Guerre de Lars Norén, une pièce d’après-guerre

Le 9 novembre avait lieu au théâtre des Clochards Célestes Guerre de Lars Norén, jouée et mise en scène par la compagnie Les Non-Alignés. Écrite en 2003, cette pièce à tonalité dramatique aborde le thème du retour chez soi après plusieurs années de guerre, quand le plus terrible semble derrière soi mais qu’il reste un dernier pas à franchir. À travers un point de vue intimiste, Lars Norén explore les raisons qui poussent l’homme à continuer et à croire, quelles que soient les souffrances vécues.

Vivre l’après-guerre

Tableau d’intérieur, celui d’une maison quelque part en Europe. La pièce s’ouvre sur la fin d’une guerre, n’importe laquelle. Un soldat revient chez lui, après avoir été prisonnier dans un camp pendant deux ans. Au cours de son emprisonnement, il a perdu la vue. Il retrouve sa femme et ses deux filles, Sémira, la plus jeune et Beenina. Toutes le croyaient mort. À peine arrivé, le soldat veut rattraper le temps perdu : cultiver le jardin, réparer les fuites dans le toit, prendre ses filles sur ses genoux… Comme autrefois. Mais les choses ont changé. Les horreurs de la guerre se sont faites sentir ici aussi. Elles se dévoilent au détour des conversations et des gestes quotidiens. Le mari lui ne veut rien voir. Il a assez souffert, il faut avancer. Dans cette pièce en huis clos se noue une intrigue typiquement tchékhovienne. Ivan, le frère du mari n’est pas mort, il entretient une liaison avec sa belle-sœur et a pris le rôle du chef de famille. La plus grande des filles, Beenina, se prostitue toutes les nuits pour venir en aide à la famille.
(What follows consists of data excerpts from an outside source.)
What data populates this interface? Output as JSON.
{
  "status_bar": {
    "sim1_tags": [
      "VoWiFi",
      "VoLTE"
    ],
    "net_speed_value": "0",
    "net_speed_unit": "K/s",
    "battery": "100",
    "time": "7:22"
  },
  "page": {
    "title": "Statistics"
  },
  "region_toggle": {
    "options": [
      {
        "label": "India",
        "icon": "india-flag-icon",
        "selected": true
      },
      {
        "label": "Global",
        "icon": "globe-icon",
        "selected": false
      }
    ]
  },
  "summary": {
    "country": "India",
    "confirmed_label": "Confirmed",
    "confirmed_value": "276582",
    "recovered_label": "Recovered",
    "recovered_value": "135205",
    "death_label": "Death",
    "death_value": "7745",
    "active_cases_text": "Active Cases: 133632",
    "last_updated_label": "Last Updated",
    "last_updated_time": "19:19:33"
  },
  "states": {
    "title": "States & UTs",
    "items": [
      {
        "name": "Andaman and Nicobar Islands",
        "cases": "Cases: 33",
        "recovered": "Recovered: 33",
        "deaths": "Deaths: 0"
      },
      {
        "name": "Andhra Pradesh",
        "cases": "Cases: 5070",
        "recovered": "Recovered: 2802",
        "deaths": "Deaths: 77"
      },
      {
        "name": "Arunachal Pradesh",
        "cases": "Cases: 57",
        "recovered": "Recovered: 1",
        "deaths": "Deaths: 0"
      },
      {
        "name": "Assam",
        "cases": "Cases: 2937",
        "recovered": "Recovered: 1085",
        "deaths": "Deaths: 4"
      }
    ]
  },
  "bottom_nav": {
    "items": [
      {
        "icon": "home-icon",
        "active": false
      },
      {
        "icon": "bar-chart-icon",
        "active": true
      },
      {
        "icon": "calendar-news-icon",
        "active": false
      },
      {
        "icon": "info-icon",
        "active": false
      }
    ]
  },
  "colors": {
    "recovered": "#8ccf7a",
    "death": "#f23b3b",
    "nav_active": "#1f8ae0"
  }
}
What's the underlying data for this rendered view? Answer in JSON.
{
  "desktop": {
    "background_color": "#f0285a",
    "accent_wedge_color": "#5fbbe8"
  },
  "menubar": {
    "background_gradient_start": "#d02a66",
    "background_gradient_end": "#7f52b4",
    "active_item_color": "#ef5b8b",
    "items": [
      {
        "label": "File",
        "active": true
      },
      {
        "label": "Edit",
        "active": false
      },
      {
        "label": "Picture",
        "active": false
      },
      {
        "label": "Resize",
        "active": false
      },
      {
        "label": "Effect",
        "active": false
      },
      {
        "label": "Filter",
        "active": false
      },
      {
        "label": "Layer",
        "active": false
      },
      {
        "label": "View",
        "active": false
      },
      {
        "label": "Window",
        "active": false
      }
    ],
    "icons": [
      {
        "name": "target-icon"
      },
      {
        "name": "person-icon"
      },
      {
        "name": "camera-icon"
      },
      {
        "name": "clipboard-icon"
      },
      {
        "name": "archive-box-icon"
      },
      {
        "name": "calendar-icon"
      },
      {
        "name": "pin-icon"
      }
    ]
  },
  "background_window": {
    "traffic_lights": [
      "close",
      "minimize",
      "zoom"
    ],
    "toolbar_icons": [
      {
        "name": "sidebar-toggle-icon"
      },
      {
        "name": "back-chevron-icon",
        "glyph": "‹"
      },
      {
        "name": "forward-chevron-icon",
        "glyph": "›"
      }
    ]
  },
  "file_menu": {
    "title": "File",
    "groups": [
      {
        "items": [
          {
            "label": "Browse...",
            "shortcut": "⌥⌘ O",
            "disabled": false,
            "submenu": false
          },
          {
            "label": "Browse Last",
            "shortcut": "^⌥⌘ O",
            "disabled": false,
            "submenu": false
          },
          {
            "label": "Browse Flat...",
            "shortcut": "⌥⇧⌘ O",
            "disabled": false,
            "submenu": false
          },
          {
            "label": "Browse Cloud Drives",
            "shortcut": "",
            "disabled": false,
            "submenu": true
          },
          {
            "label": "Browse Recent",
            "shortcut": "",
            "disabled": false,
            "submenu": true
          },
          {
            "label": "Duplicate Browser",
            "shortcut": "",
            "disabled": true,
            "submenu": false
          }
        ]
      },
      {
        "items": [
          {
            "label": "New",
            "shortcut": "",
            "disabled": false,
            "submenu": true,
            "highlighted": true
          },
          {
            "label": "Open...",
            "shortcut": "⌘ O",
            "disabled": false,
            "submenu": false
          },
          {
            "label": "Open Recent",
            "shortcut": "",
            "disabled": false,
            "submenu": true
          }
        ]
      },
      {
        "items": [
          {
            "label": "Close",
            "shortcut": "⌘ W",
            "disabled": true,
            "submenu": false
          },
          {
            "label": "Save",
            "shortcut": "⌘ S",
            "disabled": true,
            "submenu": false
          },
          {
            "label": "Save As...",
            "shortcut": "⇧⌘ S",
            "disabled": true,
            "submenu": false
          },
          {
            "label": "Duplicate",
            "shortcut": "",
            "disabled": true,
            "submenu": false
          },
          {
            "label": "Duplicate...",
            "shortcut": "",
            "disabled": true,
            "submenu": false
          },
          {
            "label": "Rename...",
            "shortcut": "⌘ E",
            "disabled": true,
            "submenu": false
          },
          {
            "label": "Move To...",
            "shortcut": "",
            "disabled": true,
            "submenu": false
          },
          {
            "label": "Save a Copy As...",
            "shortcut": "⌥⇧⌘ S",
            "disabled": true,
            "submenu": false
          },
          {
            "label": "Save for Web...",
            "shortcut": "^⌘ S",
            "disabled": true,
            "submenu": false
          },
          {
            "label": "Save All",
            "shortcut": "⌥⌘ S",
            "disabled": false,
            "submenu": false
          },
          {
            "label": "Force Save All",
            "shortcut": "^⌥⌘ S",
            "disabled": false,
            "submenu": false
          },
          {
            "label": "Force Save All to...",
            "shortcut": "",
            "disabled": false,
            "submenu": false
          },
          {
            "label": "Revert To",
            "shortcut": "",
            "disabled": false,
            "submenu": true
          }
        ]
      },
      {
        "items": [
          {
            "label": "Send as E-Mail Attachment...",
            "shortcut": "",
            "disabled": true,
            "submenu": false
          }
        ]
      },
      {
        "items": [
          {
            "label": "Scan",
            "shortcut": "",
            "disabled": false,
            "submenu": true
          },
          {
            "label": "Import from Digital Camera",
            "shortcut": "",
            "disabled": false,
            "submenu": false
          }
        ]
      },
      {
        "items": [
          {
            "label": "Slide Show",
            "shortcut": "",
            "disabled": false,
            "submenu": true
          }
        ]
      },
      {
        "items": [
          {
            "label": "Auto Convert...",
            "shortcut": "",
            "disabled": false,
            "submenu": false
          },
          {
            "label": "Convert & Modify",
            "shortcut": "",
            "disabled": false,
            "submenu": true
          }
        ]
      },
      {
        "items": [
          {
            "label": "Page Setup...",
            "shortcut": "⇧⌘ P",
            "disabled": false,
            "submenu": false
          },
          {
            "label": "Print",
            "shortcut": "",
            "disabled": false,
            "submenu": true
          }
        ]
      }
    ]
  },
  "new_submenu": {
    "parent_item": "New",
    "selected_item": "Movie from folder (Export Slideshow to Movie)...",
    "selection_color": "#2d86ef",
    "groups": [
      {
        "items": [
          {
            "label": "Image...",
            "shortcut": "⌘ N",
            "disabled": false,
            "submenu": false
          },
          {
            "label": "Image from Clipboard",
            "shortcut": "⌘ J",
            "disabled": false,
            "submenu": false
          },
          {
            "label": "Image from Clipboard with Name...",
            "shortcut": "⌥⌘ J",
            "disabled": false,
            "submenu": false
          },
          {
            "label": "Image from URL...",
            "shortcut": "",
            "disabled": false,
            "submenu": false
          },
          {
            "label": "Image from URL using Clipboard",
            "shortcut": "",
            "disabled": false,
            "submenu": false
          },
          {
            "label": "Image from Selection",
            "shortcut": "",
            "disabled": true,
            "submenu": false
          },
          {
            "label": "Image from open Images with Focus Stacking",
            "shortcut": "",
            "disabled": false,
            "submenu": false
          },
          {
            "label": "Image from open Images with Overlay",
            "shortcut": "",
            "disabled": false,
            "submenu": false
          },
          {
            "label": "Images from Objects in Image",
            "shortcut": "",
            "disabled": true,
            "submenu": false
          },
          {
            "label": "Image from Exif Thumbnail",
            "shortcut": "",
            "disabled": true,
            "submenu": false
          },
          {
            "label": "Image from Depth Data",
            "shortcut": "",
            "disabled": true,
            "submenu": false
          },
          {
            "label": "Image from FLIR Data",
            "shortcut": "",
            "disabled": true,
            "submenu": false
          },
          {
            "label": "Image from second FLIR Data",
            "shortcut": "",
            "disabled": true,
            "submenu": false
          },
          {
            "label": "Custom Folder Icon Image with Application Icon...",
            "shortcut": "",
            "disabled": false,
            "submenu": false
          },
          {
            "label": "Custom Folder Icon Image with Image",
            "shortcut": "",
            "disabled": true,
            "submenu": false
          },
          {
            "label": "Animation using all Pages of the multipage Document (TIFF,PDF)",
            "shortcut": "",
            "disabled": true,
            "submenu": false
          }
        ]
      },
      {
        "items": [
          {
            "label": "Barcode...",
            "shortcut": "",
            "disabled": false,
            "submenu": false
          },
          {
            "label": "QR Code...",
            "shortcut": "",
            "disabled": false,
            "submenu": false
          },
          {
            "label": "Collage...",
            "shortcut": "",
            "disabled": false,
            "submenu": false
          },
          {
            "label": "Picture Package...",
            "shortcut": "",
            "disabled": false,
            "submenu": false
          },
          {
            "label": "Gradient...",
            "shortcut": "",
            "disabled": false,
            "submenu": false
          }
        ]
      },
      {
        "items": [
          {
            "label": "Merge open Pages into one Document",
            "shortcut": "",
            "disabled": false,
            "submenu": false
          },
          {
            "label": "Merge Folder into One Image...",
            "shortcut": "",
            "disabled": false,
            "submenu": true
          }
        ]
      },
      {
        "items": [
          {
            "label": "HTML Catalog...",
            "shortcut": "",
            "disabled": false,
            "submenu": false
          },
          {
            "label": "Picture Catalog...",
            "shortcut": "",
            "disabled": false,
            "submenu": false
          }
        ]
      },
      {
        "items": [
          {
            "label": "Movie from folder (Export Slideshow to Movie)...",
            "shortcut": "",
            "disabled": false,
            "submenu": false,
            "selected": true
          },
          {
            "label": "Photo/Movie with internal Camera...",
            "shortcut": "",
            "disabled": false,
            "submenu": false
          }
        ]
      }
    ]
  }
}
La vérité est cachée aux yeux du mari, qui n’y voyait déjà rien avant de perdre la vue. La guerre a levé les interdits, tout est permis pour le meilleur et pour le pire. À travers l’absence de cadre spatio-temporel, Lars Norén, auteur de théâtre prolifique et directeur artistique du Riks Drama au Riksteatern, théâtre national itinérant suédois, aborde ici la guerre dans une dimension à la fois universelle et intime. Dans la lignée de Primo Levi, il explore les raisons qui poussent les individus à espérer et à vivre encore, malgré les épreuves et le fait d’avoir tout perdu.

Un théâtre sociologique

Avec Guerre, Norén raconte avant tout l’histoire d’une famille. Il parle d’hommes et de femmes qui se mentent, qui se trompent et qui se perdent les uns les autres. Quelle solution face à cette situation : s’enfuir, avouer, assassiner ? En explorant les relations entre les personnages, Guerre est aussi un théâtre sociologique. Comment réagir face à l’absence, à l’abandon ? Dans son théâtre, Norén veut faire apparaître le monde tel qu’il est. « Je veux casser le mur entre le théâtre et le monde parce qu’au théâtre vous pouvez trouver des solutions aux problèmes sociaux ». La mise en scène réalisée par les Non-Alignés va dans ce sens. Chaque scène capture une situation particulière mettant l’accent sur les interactions entre les personnages. La pièce est un combat qui oscille entre espoir et résignation. On salue la performance de cette compagnie émergente.

Guerre est une pièce à portée universelle sur les déchirements de la guerre. Elle sera jouée jusqu’au 18 novembre aux Clochards Célestes.